A new research concludes that the UK's services sector has contracted for the first time in eight years, painting a “particularly gloomy outlook” for the country. An index of services output slumped to 94.7 in July from 96.9 the previous month, with anything below 95 indicating the sector is contracting. This is the first time services, including retail, banks, hotels, and media companies, among others, have registered a decline since February 2010, said professional services firm BDO, which commissioned the research. It found that manufacturing, which makes up around one-tenth of the economy, continued to fare better than services in July, recording 100.1 on the index, though this was down slightly from 100.8 in June.
The data, compiled by the Centre for Economic and Business Research, aggregated the results of a number of closely-watched business surveys.
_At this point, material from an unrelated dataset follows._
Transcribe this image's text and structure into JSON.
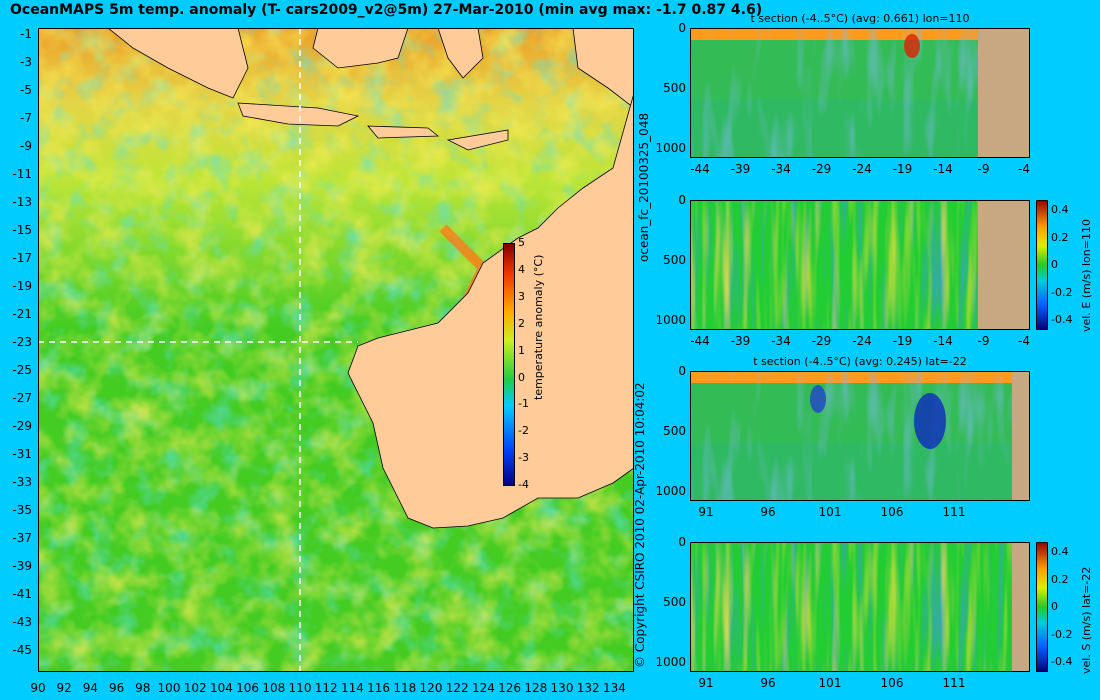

It suggests that UK business output is at its lowest point in six years and is edging towards the point of contraction. Output in services and manufacturing combined fell to 95.34 in July from 97.29 in June and from 100.96 12 months ago. The findings come after the Bank of England chose to raise interest rates this week by a quarter of a point to 0.75 per cent and Brexit negotiations show no signs of moving closer to a resolution.
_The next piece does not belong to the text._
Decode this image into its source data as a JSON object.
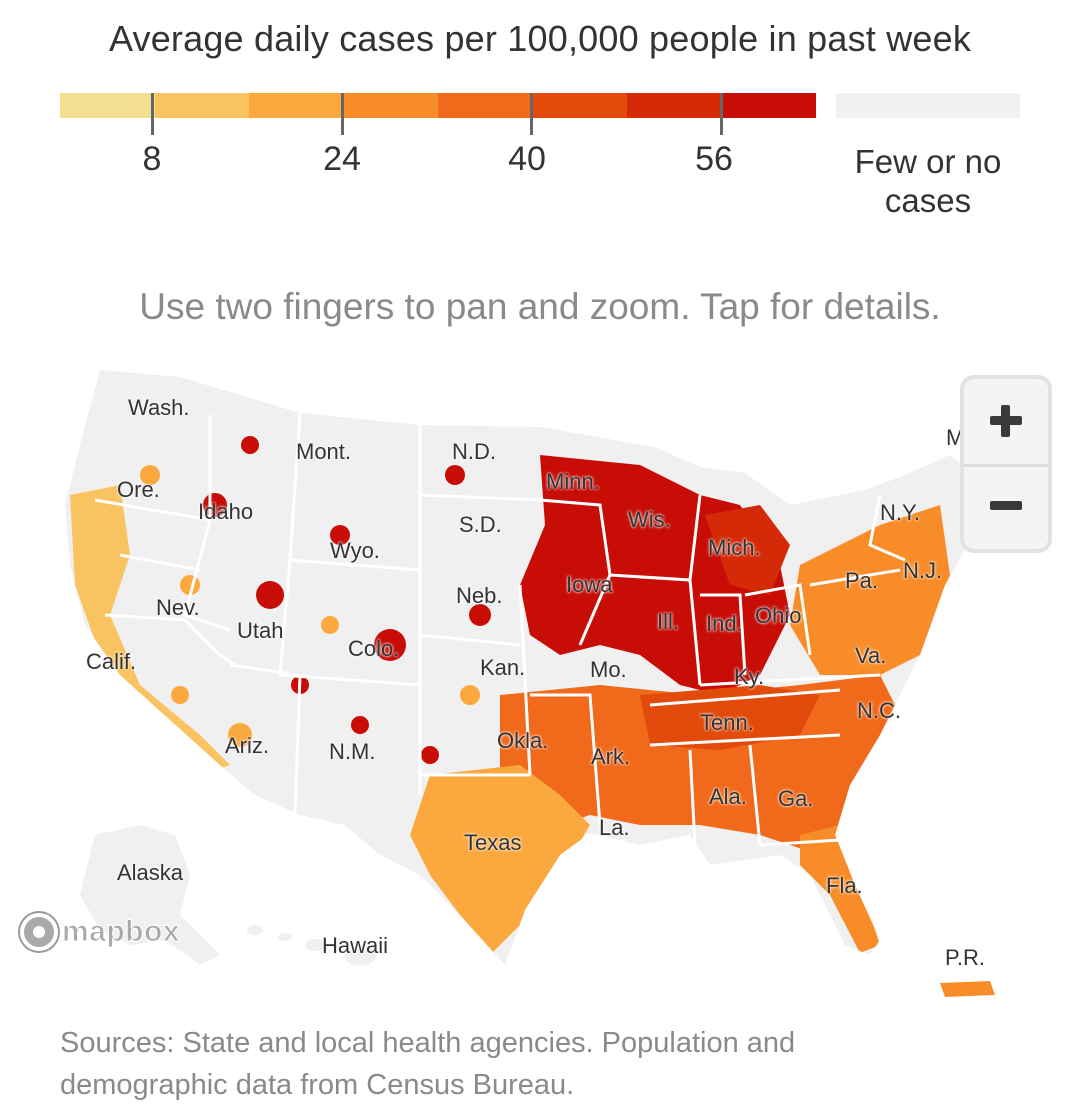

International Trade Secretary, Liam Fox said the UK was now odd-on to crash out of the EU without a trade deal in March. He said the likelihood of a hard Brexit in which the UK is forced to deal with the EU and other nations under World Trade Organisation terms was now “60-40”. Bank of England governor Mark Carney said the risk of no deal was now “uncomfortably high”. Peter Hemington, a BDO partner said the prospect of no deal was dragging productivity by discouraging firms to invest in the UK. He said, “The Bank of England's decision to raise interest rates was designed to reduce inflation but has been carried out during a period of immense fragility for British business. I would urge the Monetary Policy Committee to act with caution when it comes to the possibility of any further rate rises. The government must also recognise the pressing need to protect Britain’s 26 million services sector workers as Brexit negotiations take place, particularly considering the UK has the highest share of services exports of any leading economy.”